An Example of Mortgage Securitization
Local Prairie Bank issues as many loans as it possibly can issue without over-extending itself. Local Prairie Bank regularly sells its loans to Midwest Mortgage Holding, LLC in order to free up available capital for issuing new loans. Midwest Mortgage Holding, LLC then sells large packages of loans to National Bank Depositor LLC, which is a subsidiary of National Bank Mortgage Trusts, N.A. National Bank Depositor LLC conveys each package of loans into separate securitization trusts. Each trust is governed by its own Pooling and Servicing Agreement.
For example, a loan issued by Local Prairie Bank in June of 2007 became a part of NBMT Asset-Backed Securities Trust, Series 2007-3. This way, if Local Prairie Bank becomes insolvent, there are two “true” sales in between Local Prairie Bank and the securitization trust. This all but eliminates the risk of a bankruptcy trustee clawing back loans into Local Prairie Bank’s bankruptcy estate. Bankruptcy trustees are impartial third parties tasked with overseeing bankruptcy cases. They have very broad powers designed to protect the assets of a bankruptcy filer (also known as the bankruptcy estate). Those powers include, among others, recovering assets that were sold shortly before a bankruptcy filing.

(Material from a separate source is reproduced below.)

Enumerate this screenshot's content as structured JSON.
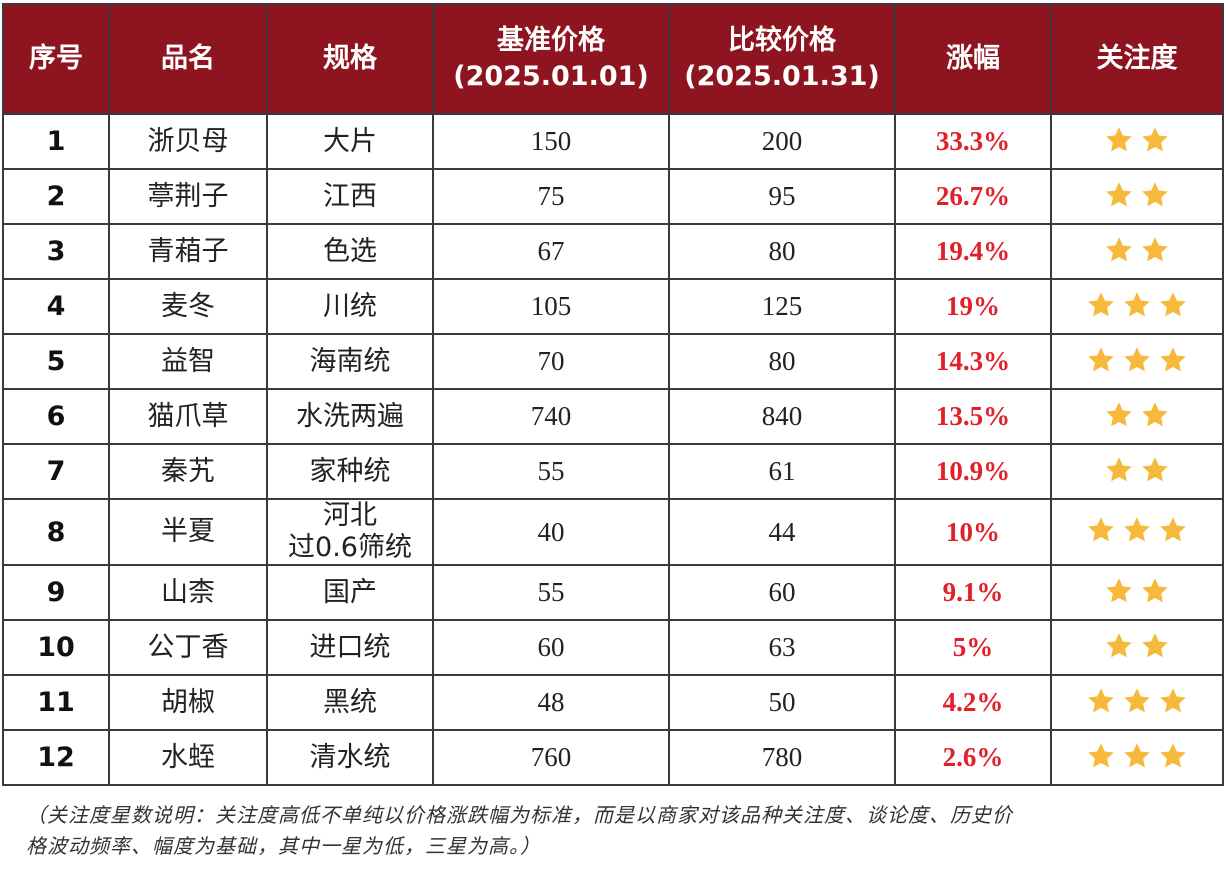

National Bank Mortgage Trusts, N.A. assigns its servicing rights in the mortgage loans to American Loan Servicing, Inc., which collects mortgage payments from homeowners and remits the payments to National Bank Mortgage Trusts, N.A. for distribution to the holders of the mortgage securities. So long as each entity in the chain followed the terms set forth in the Pooling and Servicing Agreement, the securitization trust properly owns the loans it holds and should be a stable, long-term investment.